Team USA ready for Lithuania this time

ISTANBUL -- The last time the Americans played Lithuania, Derrick Rose was coming off the bench behind Rajon Rondo, Kevin Love got three minutes of garbage time, and Team USA missed 23 of its first 26 shots.

It happened three weeks ago in Madrid, and it was a night when it struck the Americans like an anvil to the head how much different the road ahead was going to be for them.

"We were coming out thinking we were going to be able to run our plays, go to the basket, get fouled and they'd call it. It was the first time we really realized, this game is different," said Chauncey Billups, who saw his team battle back to win that game, 77-61. "People had been talking about it, but man, we're going to the hole and getting hammered, and those are just not fouls over here. It's not like they're cheating, it's just not a foul here.

"It's like the rules are different, and for the first time we really realized that and had to make some adjustments and said, 'OK, when we go to the hole this is what we got to do, or this is what we got to do on picks.' And I think the next night we were so ready because of that, and we jumped on Spain, and kind of had it our way because we didn't ease into the game like we did that first time."

Lithuania reached the semifinals of the World Championship with a 104-85 victory over Argentina in which it hit its first eight 3-point shots, led by as many as 32 and had seven players score at least 12 points.

Lithuania is one of three remaining teams that are unbeaten in the tournament (Serbia, which plays Turkey in Saturday's nightcap, is the only team with a loss), and it has defeated its opponents by an average of nearly 12 points per game.

Its best known player and leading scorer (19.1 ppg) is Linas Kleiza, who will play for the Toronto Raptors next season after spending one season in Greece with Olympiacos following four years with the Denver Nuggets.

"They're one of the toughest international teams to defend because they put four shooters on the court," coach Mike Krzyzewski said, "and then when they sub at the center position, they actually have five good shooters. So we really have to point and talk. We have to take away transition first, and then make it difficult for them to run their half-court stuff."

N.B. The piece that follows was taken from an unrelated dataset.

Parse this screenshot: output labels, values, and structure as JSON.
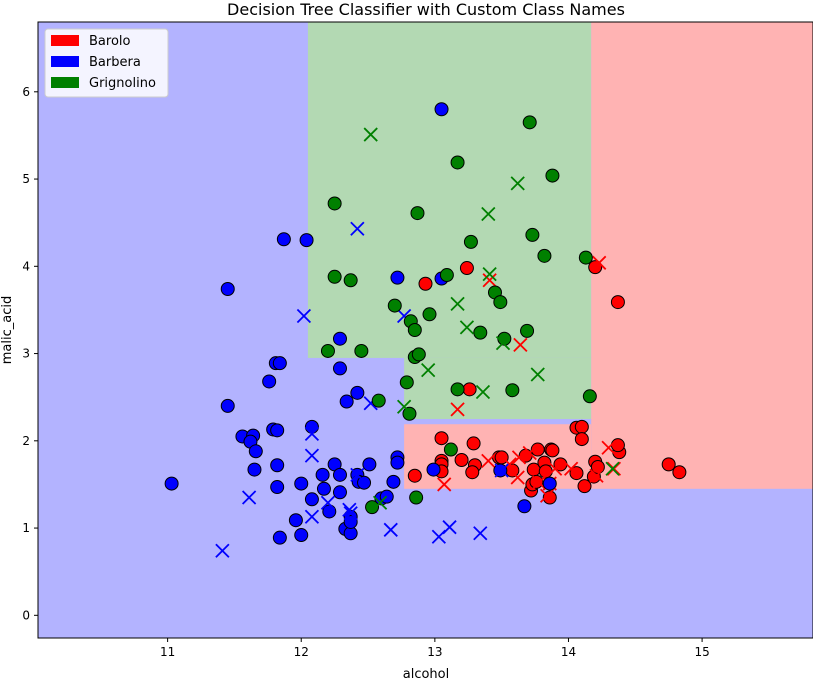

The Americans watched tape of Lithuania's victory over Argentina before going through a light practice Friday at Besiktas Cola Turka Arena, which they have chosen to use as their practice facility because it is much closer to their hotel than the 15,500 seat Sinan Erdem Dome where the medal round games are being played.

"It was an incredibly impressive performance," Krzyzewski said. "Lithuania, I thought they had fresh legs, and Argentina looked like they had just won a big game against Brazil. Lithuania pushed it on them and made them run, and I thought Lithuania's enthusiasm to play and how fast they played was the key to that, and we have to be cognizant of that because they want to score in transition. They hit eight out of eight 3s [at the start], and that can happen to any of us in this competition. You're outscored 24-0 from the 3-point line, that's a hard thing to overcome."

The Americans have evolved significantly since that Saturday night in Madrid when they last encountered the Lithuanians.

Krzyzewski has made Rose the starting point guard and Lamar Odom the starting center since then, and he has come to realize that leaning on Kevin Durant for 37-38 minutes of playing time in a 40-minute game is not a bad thing.

Durant (19.9 ppg) has the fifth-highest scoring average in the tournament, and he has come up big against the Americans' best opponents with 33 points against Russia in the quarterfinals, and 27 points against Brazil and 22 against Slovenia in the preliminary round.

Russell Westbrook and Eric Gordon have become Coach K's top go-to guys off the bench, followed closely by Rudy Gay and Love. Tyson Chandler will be used over Love when the Americans come across a particularly tall center (we could see that Sunday if there is a Turkey-U.S. gold medal game), while Stephen Curry and Danny Granger have more or less become afterthoughts.

Nobody could have foretold that back on Aug. 21, the night the Americans looked up at the scoreboard at the end of the first quarter of their first game in Europe and it read: Lithuania 15, USA 7.

"I don't know about erasing [the memory]. I think remembering is better," Krzyzewski said. "Somebody can do that against you, and they weren't intimidated by us. I thought they were aggressive, very physical. We got knocked back, and it was one of those scoring droughts, too. We were 3-for-26, but they had a lot to do with that. So we know that helps us respect them even more. We know if that happened once, it can happen again."